London, England -- (ReleaseWire) -- 07/01/2014 -- Whilst house prices may have started to slow down somewhat in recent weeks, the rate of house price growth has annually risen by around 11% in the UK. In London it is nearly double that figure, as an influx demand and cash buyers from overseas means that properties are being sold very quickly.
The economic fear is that the growth and rise of prices is unsustainable, and could cause the housing bubble to burst.
What the Industry Experts say
In a recent article, the European Commission has called for more control over the British property boom, as house prices threaten to spiral out of control.
They recommend that the country must focus on building more affordable property and reform its council tax system, if there is ever going to be any chance of controlling the market.
The Commission also warned that the UK demand was outstripping supply, causing prices to rise exponentially.
And it’s not just the European Commission that is starting to get apprehensive. The IMF also commented that the recent property boom is ostracizing many people that simply cannot afford to buy.
“House prices are rising because demand outstrips supply,” the IMF report states. “The UK has a secular problem with inadequate housing supply, associated with planning restrictions and compounded by depressed housing starts since the financial crisis.”
Schemes have been brought in to try and make housing more affordable. Help to Buy, the government’s flagship property scheme, seemed like a good venture when it was first introduced.
However, it has unintentionally highlighted the underlying issues that have plagued the property market for years – an increasing demand and a lack of new builds, means that prices are driven through the roof with very few people being able to take their first steps onto the property ladder.
Even Goldman Sacs have waded into the argument, with their newly release Goldman report claiming that; “one possible reason for the rise in rents in the lack of new construction since the beginning of the recession.”
The report went on to say “The vacancy rate – especially on rental units – has an economically and statistically significant effect on local rent inflation.”
Is there still chance for growth?
Despite these warnings, it’s not all bad news. Areas with high level of London investment property, like Nine Elms and Vauxhall, are already benefiting from the rise in house prices.
These locations are to become part of the largest regeneration scheme in Europe. Sitting upon the south bank of the Thames, Nine Elms is a relatively industrialised area that is close enough to London central to be snapped up once the area is turned residential.
This reflects the comments in the aforementioned IMF report, which states “The government has introduced major changes to the planning system to creative incentives for local councils to increase available land for housing development, and there are some signs of recovery in housing construction.”
The £500million refurbishment of the station at London Bridge, and other infrastructure changes like the extension of the Northern Line to Battersea, will also rejuvenate the area, and all signs point to a potentially positive future uplift.
There has been further good news for London property zones such as the area between London Bridge, Bermondsey and Borough - Apartments for Sale in SE1 London have received a boost by the iconic development of The Shard Tower.

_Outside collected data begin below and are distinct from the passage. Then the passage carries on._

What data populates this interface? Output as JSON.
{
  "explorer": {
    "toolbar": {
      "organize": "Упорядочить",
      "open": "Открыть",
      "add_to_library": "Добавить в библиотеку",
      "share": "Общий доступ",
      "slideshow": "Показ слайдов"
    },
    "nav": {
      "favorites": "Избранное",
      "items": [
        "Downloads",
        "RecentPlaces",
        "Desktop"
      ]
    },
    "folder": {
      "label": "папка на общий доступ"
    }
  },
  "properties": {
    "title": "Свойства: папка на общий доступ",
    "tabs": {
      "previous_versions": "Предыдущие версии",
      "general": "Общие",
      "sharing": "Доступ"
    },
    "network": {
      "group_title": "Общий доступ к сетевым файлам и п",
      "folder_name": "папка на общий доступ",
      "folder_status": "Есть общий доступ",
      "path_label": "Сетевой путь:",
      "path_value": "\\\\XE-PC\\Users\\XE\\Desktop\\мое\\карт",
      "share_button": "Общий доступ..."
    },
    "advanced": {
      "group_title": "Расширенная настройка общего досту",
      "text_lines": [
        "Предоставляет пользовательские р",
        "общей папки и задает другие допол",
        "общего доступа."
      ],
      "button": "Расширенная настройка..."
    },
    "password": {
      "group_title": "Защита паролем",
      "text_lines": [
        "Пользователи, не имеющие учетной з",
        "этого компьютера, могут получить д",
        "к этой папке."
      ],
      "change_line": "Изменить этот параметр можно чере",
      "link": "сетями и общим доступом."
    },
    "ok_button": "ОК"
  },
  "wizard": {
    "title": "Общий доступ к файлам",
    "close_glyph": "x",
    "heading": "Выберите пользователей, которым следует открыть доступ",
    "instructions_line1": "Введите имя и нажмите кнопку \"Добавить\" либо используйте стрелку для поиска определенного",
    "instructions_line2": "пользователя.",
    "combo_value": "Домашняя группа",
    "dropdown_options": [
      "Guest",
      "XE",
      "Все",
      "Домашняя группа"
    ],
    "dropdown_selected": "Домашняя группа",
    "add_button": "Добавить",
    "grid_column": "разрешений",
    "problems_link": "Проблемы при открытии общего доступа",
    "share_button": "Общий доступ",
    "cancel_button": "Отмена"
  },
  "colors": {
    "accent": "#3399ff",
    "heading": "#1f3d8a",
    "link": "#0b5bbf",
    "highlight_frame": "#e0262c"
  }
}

Bermondsey has even caught the eye of property mogul the Duke of Westminster. His company, Grosvendor Group, recently invested £17million on a site in the area, after selling off properties in Belgravia worth £240million.
So even with the house prices at a ten year high in the south of England, there is a silver lining. The demand is through the roof, meaning the value of any and all property in the general vicinity of the Capital grows on a daily basis.
Grosvenor Group Chief Executive, Mark Preston, said; “There’s a midmarket professional cohort of people who live and work in London and are priced out of the market when it comes to buying and are therefore looking to rent – but there is not enough supply to satisfy that demand. We are developing at scale which is not possible in the West End where land values are not viable.”
Bank of England Course of Action
The European Commission says that decisive action must be taken soon, in order to prevent the real estate industry from getting out of control.
In order to curb housing market growth, they recommend that the raising of interest rates will allow the housing boom to cool, after the figure has hovered at the target of around 2% for some time now.
With house prices rising at over 10% a year, and economic stabilisation well under way, the Bank is feeling more pressured to raise interest rates.
However, this move could derail an already delicate economy, stagnate the housing market, and the country could stop showing such bright signs of recovery.
During the Bank of England’s Financial Policy Committee (FPC), meeting on the 26th June, the BoE have announced a possible Affordability Check on all households applying for mortgages from October 2014.
They recommend that no more than 15% of mortgages issued will be allowed to exceed 4.5 times that of a household’s loan-to-income. The FPC also want mortgage applicants to be checked to ensure that they will be able to afford a 3% rise in interest rates.
Despite today’s UK real estate market being particularly competitive, there are still plenty of opportunities for development available – you just need to be able to see them.
“London Investment Property is still a good investment as long as investors purchase in high growth areas,” says Investment director, Arran Kerkvliet, of One Touch Property Investment. “Areas like Knightsbridge and Chelsea have peaked, but the best investors have imagination and the ability to see opportunity ahead of others.”